General Tools and Activity Advice¶
- Using a GitOps-based deployment tool and process is advised, because of three reasons:
- Eliminates the need to open ports and to share keys with externally running CI/CD services, such as GitHub Actions.
- Eliminates environment configuration drift.
- Ensures the desired state is always represented in Git, which (although not mentioned in the Reference Design document) also brings the benefits of clear and non-repudiable auditability, thanks to signed commits.
- Analyze network flows between components. In Welkin, this is done using the Jaeger additional managed service for applications deployed onto the environment. This is not the same as a full network flow analyzer, because it doesn't work on the low level of capturing all traffic across the entire network. However, it does show to a fine level of detail how applications interact with each other.
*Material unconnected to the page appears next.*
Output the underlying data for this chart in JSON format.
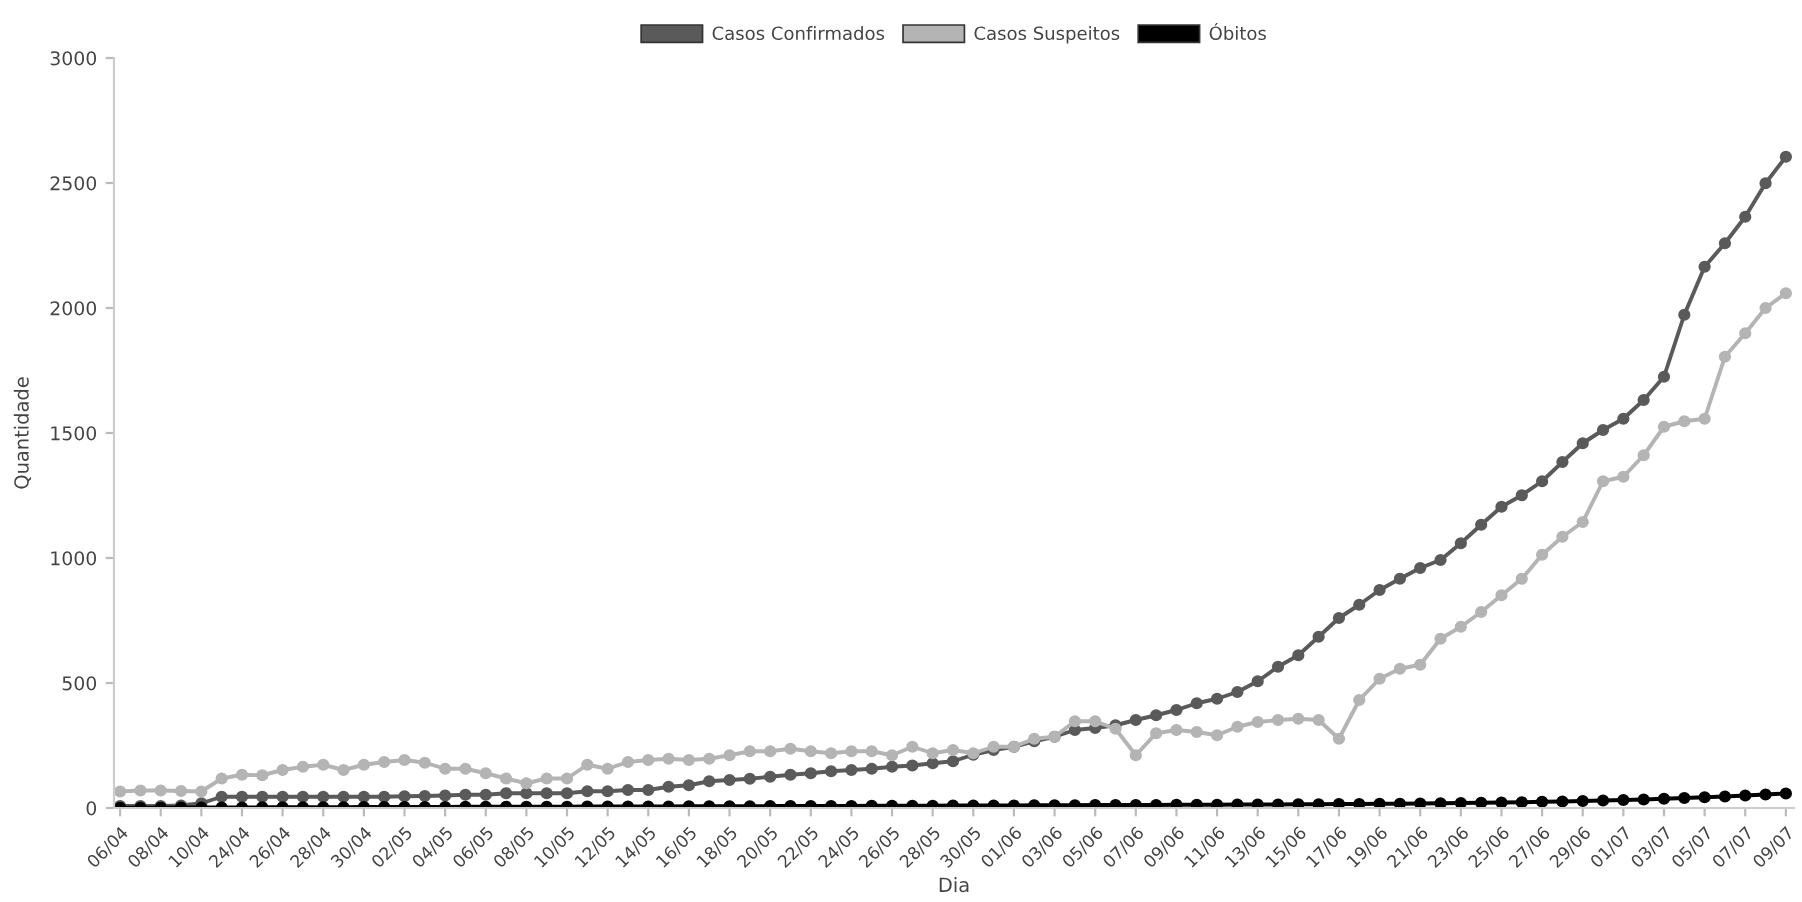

The fact that it's more focused on application-only traffic may both be a strength or a weakness, depending on perspective.
- Section 5.1 lists the common advanced deployment strategies: Blue/Green, Canary, Rolling, and Continuous (which is a special case of Rolling). All these can be implemented in Welkin in Argo and with a bit more effort in a manual or scripted way using normal Kubernetes primitives.
- Section 5.2 is concerned with monitoring, logging, and alerting based on monitoring and logging. These are supported in Welkin, thanks to the Prometheus monitoring stack which includes Alert Manager, and log-based alerting in OpenSearch.
Summary¶
This page has shown how Welkin incorporates a large number of the best practices that are described in the "DoD Enterprise DevSecOps Reference Design: CNCF Kubernetes", version 2.0, published in March 2021 (PDF download link). The most common source of deviation from them is the fact that the Reference Design refers to DoD-internal systems and practices, which are not publicly available, and hence not applicable to organizations outside of the US military.
Applications deployed on Welkin benefit from a comprehensive defense in depth approach on the platform and application runtime level. Application developers are recommended to harden their containers as described in Section 5, and to release applications using fully automated GitOps.